Le prix Nobel de Littérature 2012, Mo Yan, s'est défendu des critiques qui le disent trop proche du gouvernement chinois, réaffirmant dans une entrevue à la presse allemande qu'il n'écrivait pas pour le compte du Parti communiste au pouvoir.

AGENCE FRANCE-PRESSE

«J'ai déjà insisté plusieurs fois sur le fait que j'écris au nom du peuple chinois, et pas du parti», a-t-il déclaré dans une interview accordée à l'hebdomadaire allemand Der Spiegel, soulignant ensuite son mépris pour les hommes corrompus.

Yan a été récompensé du Nobel en octobre dernier pour son «réalisme hallucinant» et s'est attiré les louanges des critiques littéraires.

Vice-président de l'Association des écrivains chinois, une organisation officielle, et membre du Parti communiste, Mo Yan s'est vu reprocher par les dissidents chinois d'être un faire-valoir du régime.

De son vrai nom Guan Moye, Mo Yan s'en est pris à l'auteur dissident Liao Yiwu, qui l'avait accusé d'être un «poète d'État».

«Je sais qu'il m'envie pour cette récompense et je peux le comprendre. Mais ses critiques sont injustes», a-t-il affirmé. «Mes opinions politiques sont claires. Il suffit de lire mes livres».

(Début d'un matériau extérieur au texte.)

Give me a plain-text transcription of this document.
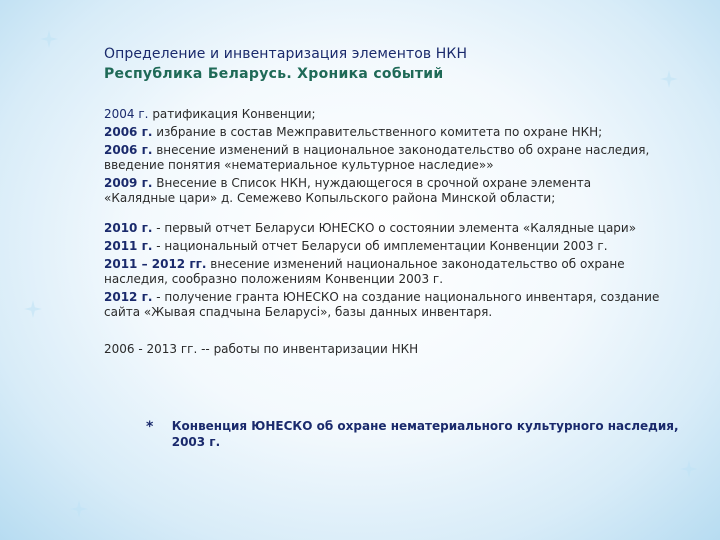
Определение и инвентаризация элементов НКН
Республика Беларусь. Хроника событий
2004 г. ратификация Конвенции;
2006 г. избрание в состав Межправительственного комитета по охране НКН;
2006 г. внесение изменений в национальное законодательство об охране наследия, введение понятия «нематериальное культурное наследие»»
2009 г. Внесение в Список НКН, нуждающегося в срочной охране элемента «Калядные цари» д. Семежево Копыльского района Минской области;
2010 г. - первый отчет Беларуси ЮНЕСКО о состоянии элемента «Калядные цари»
2011 г. - национальный отчет Беларуси об имплементации Конвенции 2003 г.
2011 – 2012 гг. внесение изменений национальное законодательство об охране наследия, сообразно положениям Конвенции 2003 г.
2012 г. - получение гранта ЮНЕСКО на создание национального инвентаря, создание сайта «Жывая спадчына Беларусі», базы данных инвентаря.
2006 - 2013 гг. -- работы по инвентаризации НКН
*	Конвенция ЮНЕСКО об охране нематериального культурного наследия, 2003 г.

Mo Yan, a également rejeté la condamnation par l'artiste dissident Ai Weiwei de sa récente victoire aux Nobels.

«Quel intellectuel peut prétendre représenter la Chine? Je ne le ferai pas. Ai Weiwei peut-il le faire?» a-t-il demandé. «Ceux qui représentent vraiment la Chine creusent la terre et construisent des routes de leurs mains nues».

Souvent comparé au «réalisme magique» de l'auteur colombien Gabriel Garcia Marquez, Nobel de littérature 1982, les romans complexes, voire déroutants pour les lecteurs étrangers de Mo Yan, dépeignent crûment l'histoire tumultueuse de son pays depuis un siècle.

Dans un récent ouvrage intitulé Grenouilles, l'écrivain évoque d'une plume acerbe la politique de contrôle des naissances en Chine, sujet qui demeure sensible sans être tabou.

L'écrivain a également répété espérer la remise en liberté «aussi vite que possible» du dissident et prix Nobel de la paix 2010 Liu Xiaobo, qui purge depuis 2009 une peine de 11 ans de réclusion pour «subversion» après avoir co-rédigé un texte en faveur de l'instauration de la démocratie.